Harvey Norman NZ sales recover

23:12, Aug 14 2013

Sales at Harvey Norman in New Zealand rose 2.9 per cent for the half-year, thanks to the reopening of a Christchurch store and increasing consumer confidence.

The New Zealand result points to a second-quarter recovery after sales slipped 1.3 per cent in the first quarter.

It was a highlight in the retailer's half-year report, with sales in its biggest market - Australia - down 8.6 per cent year-on-year.

The electronics and home goods retailer's total net profit after tax fell 36.5 per cent to A$81.9 million ($101.2 million), largely due to property revaluation. Excluding that revaluation, net profit fell 6.2 per cent to A$113.4m.

Same-store sales in New Zealand increased 2.3 per cent.

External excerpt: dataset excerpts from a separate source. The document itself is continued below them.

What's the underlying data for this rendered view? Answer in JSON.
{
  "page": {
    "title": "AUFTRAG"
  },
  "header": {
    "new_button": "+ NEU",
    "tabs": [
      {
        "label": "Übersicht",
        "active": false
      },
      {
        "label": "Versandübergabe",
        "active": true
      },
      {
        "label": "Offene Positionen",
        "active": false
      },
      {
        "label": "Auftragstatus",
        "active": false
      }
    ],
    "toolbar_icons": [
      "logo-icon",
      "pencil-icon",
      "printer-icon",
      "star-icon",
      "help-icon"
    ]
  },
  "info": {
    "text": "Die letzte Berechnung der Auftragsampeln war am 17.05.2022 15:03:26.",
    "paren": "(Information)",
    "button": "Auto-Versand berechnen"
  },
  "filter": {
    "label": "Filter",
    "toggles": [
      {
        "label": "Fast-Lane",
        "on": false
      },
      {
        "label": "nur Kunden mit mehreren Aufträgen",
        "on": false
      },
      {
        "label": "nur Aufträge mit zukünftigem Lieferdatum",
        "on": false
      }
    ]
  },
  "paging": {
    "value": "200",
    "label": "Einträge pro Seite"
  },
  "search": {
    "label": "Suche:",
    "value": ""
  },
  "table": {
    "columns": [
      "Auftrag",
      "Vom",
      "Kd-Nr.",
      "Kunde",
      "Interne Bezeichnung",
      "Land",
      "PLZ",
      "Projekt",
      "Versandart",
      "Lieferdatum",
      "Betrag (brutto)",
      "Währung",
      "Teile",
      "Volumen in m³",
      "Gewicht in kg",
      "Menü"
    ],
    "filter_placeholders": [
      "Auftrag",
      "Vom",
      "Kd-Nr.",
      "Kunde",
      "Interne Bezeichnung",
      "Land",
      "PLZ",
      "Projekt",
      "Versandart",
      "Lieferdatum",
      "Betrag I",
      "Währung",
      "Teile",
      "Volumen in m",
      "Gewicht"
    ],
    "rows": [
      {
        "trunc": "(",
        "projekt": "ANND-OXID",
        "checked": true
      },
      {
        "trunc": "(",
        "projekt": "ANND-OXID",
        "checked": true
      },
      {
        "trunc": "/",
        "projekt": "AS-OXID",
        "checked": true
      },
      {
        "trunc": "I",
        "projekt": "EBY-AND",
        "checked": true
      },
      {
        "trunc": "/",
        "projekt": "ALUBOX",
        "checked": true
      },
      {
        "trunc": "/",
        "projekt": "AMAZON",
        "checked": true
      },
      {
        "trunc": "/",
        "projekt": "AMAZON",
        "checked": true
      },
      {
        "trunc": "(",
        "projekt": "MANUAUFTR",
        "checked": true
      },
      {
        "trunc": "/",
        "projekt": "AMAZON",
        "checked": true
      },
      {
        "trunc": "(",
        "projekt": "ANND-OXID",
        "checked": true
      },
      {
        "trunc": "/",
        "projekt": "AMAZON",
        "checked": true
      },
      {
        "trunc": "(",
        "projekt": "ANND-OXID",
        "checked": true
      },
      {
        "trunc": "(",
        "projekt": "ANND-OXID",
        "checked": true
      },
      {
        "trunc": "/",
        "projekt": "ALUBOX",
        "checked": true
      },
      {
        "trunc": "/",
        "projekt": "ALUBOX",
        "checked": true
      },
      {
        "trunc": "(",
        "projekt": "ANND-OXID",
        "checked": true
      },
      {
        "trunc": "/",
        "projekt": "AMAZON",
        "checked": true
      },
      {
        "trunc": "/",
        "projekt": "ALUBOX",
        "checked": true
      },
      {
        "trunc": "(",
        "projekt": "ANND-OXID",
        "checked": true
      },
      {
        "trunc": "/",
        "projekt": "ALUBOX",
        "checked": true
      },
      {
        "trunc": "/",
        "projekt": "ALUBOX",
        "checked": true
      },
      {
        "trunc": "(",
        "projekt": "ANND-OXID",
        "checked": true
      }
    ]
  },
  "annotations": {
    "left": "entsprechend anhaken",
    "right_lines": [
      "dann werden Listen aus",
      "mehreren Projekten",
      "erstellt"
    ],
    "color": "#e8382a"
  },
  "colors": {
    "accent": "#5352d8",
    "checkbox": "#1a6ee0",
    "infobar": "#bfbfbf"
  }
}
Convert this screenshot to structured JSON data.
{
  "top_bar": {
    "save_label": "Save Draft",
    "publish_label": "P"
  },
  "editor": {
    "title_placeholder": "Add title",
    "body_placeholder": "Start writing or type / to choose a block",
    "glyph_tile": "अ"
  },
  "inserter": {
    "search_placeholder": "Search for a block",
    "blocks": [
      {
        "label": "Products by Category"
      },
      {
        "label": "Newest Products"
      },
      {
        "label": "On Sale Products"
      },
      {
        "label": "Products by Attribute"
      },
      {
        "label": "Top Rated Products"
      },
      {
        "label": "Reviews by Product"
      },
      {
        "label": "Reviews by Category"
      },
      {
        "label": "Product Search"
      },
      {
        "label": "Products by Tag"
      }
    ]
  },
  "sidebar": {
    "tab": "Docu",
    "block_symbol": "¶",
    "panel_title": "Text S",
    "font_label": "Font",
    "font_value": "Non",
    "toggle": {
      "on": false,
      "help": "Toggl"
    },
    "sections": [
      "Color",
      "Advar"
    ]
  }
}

The ASX-listed retailer said its New Zealand operations remained strong thanks to improving consumer confidence and the re-opening of its main complex in Christchurch, which had been damaged in the earthquakes, and boosted its half-year sales by A$10.1m.

The company said conditions in all its markets remained tough but there was cause for optimism.

"The aggressive discounting experienced in the second half of 2012 has stabilised and pleasingly we are seeing an uptick in sales," it said.

The retailer said global sales in January rose 3.8 per cent on January last year, with same-store sales up 5.4 per cent.

Low interest rates should move consumers out of saving and into buying mode, the company said.

"Harvey Norman will be a beneficiary of this, given the diverse homemaker categories Harvey Norman franchisees operate in."

But it said the audio-visual - including flat-screen televisions - and information technology categories continued to be challenged by deflation squeezing average retail prices and margins.

Founder and executive chairman Gerry Harvey said in the retailer's annual report in November that its "homemaker" categories in New Zealand were doing well - thanks in part to the closure of some bed suppliers.

Plunging prices for consumer electronics such as flat-screen TVs took a toll on the New Zealand business' annual profit last year, which slumped 27 per cent to $16 million.